PSAS'2024 - International Conference on Precision Physics of Simple Atomic Systems

Pair corrections to the no-pair Dirac–Coulomb(–Breit) energy of heliumlike systems

10 Jun 2024, 18:00

2h

ETH Zurich- Hönggerberg Campus

Poster Poster Session 1

Speaker

Ádám Nonn (ELTE, Eötvös Loránd University, Institute of Chemistry, Budapest, Hungary)

Description

The equal-time Bethe–Salpeter (Salpeter–Sucher) equation is the exact QED wave equation for a two-fermion system $[1, 2, 3, 13, 14]$. The equation containing only the instantaneous part of the interaction is the with-pair Dirac–Coulomb(–Breit) equation (wpDC(B)), which includes the double-pair correction to the no-pair DC(B) equation (npDC(B)).
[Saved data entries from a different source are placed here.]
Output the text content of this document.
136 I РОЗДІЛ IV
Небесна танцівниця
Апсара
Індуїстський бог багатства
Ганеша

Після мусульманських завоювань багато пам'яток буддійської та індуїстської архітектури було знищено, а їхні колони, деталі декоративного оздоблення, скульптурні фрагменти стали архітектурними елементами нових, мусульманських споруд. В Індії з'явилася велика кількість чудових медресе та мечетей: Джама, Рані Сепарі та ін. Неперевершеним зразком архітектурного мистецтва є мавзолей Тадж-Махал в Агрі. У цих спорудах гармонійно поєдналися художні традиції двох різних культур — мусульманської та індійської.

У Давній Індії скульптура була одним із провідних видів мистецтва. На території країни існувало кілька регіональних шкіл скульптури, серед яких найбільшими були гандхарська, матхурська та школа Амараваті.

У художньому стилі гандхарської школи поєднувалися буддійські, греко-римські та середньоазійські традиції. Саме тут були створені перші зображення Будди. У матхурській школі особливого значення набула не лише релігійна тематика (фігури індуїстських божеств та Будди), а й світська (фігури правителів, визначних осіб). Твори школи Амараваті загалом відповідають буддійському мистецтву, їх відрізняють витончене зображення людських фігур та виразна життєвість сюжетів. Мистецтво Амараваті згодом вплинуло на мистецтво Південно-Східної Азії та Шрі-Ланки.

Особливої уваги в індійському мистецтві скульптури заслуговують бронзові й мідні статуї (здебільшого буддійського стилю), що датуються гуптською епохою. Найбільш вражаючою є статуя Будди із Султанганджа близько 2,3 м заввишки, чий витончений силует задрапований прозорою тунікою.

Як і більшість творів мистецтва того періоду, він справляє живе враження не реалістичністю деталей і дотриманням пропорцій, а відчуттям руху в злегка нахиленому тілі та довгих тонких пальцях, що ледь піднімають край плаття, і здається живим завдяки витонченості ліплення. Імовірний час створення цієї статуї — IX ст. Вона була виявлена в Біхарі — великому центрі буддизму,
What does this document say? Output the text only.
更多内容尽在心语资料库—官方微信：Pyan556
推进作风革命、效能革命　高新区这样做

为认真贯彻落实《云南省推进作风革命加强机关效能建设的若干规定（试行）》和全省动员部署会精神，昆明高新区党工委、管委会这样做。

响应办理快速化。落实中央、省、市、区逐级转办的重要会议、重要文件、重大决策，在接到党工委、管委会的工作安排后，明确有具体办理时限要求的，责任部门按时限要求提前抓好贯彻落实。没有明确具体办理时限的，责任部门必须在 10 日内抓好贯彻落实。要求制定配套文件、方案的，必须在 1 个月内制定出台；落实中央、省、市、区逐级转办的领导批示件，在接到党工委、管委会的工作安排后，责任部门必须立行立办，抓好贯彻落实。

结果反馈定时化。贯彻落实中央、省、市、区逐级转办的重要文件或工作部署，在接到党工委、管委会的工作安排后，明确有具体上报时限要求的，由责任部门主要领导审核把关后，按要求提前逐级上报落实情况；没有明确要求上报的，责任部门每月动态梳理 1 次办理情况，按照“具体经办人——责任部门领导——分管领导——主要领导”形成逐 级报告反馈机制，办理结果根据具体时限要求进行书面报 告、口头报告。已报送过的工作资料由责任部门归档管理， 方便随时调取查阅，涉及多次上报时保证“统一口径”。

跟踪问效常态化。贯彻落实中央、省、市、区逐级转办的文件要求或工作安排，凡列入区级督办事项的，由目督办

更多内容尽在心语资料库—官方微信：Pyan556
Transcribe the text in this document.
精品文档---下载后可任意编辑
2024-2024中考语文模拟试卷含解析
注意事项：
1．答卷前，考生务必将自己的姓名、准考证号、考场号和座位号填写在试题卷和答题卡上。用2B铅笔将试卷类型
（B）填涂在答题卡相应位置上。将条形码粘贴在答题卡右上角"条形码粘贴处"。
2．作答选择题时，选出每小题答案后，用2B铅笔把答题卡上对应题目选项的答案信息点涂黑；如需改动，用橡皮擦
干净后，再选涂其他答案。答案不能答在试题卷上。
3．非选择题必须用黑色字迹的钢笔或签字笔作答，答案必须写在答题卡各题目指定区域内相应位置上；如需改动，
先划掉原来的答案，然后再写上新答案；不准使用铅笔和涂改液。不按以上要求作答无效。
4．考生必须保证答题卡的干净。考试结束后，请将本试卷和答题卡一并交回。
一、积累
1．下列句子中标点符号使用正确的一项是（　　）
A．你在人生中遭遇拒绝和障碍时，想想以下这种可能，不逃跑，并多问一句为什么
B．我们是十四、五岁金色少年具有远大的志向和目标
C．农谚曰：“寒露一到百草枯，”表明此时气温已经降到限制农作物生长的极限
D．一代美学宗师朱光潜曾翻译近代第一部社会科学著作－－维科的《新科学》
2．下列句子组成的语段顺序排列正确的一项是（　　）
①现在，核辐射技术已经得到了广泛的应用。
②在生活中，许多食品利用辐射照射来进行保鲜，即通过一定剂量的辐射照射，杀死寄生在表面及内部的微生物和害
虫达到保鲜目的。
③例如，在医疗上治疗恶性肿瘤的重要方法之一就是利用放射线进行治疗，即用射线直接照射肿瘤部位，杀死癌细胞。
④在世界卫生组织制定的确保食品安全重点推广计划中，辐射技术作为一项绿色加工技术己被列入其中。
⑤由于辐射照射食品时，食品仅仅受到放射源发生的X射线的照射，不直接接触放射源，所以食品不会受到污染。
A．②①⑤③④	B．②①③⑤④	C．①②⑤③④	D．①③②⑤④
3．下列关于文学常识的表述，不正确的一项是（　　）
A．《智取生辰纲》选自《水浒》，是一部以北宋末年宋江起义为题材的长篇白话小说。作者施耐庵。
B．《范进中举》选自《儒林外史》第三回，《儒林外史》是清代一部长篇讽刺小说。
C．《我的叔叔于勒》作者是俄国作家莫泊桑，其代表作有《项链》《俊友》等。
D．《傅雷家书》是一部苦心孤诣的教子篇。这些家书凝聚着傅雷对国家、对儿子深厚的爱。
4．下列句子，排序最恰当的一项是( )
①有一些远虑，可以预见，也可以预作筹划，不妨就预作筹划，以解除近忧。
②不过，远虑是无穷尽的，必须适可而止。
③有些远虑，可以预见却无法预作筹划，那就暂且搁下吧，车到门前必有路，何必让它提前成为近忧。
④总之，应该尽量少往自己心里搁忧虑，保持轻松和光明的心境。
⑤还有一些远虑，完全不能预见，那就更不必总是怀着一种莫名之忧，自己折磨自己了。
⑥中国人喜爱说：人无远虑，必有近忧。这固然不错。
The numerical results for these equations can be converged within ppb to ppt relative precision using an explicitly correlated Gaussian (ECG) basis set approach $[4]–[12]$.
While the double-pair correction is a non-hermitian, but ‘algebraic’ term, which leaves the DC(B) equation linear in energy, the single-pair correction, represented by the irreducible crossed–Coulomb(–Breit) interaction kernel, appears within a complicated, energy dependent operator in the Salpeter–Sucher equation. The inclusion of the crossed–Coulomb(–Breit) and other higher-order irreducible interaction kernels through this term renders the wave equation non-linear in energy.
A novel perturbative approach is therefore being considered for the treatment of these contributions, using the npDC(B) and wpDC(B) results as high-precision relativistic reference energies and wave functions $[13, 14]$. The results of this new relativistic QED (rQED) approach, including the single-pair correction, are expected to serve as a useful comparison to the well established non-relativistic QED (nrQED) methodologies, and the highest precision experimental results.

References
$[1]$ E. E. Salpeter and H. A. Bethe, Phys. Rev. A 84, 1232 (1951).
$[2]$ E. E. Salpeter, Phys. Rev. A 87, 328 (1952).
$[3]$ J. Sucher, Ph. D. Thesis (1958), Columbia University.
$[4]$ P. Jeszenszki, D. Ferenc, E. Mátyus, J. Chem. Phys. 154, 224110 (2021).
$[5]$ P. Jeszenszki, D. Ferenc, E. Mátyus, J. Chem. Phys. 156, 084111 (2022).
$[6]$ D. Ferenc, P. Jeszenszki, E. Mátyus, J. Chem. Phys. 156, 084110 (2022).
$[7]$ D. Ferenc, P. Jeszenszki, E. Mátyus, J. Chem. Phys. 157, 094113 (2022).
$[8]$ P. Jeszenszki and E. Mátyus, J. Chem. Phys. 158, 054104 (2023).
$[9]$ D. Ferenc and E. Mátyus, Phys. Rev. A. 107, 052803 (2023).
$[10]$ P. Hollósy, P. Jeszenszki, E. Mátyus, under review (2024).
$[11]$ P. Jeszenszki and E. Mátyus, in preparation (2024).
$[12]$ Á. Nonn, Á. Margócsy, E. Mátyus, under review (2024).
$[13]$ E. Mátyus, D. Ferenc, P. Jeszenszki, Á. Margócsy, ACS Phys. Chem. Au 3, 222 (2023).
$[14]$ Á. Margócsy and E. Mátyus, arXiv:2312.13887 (2024)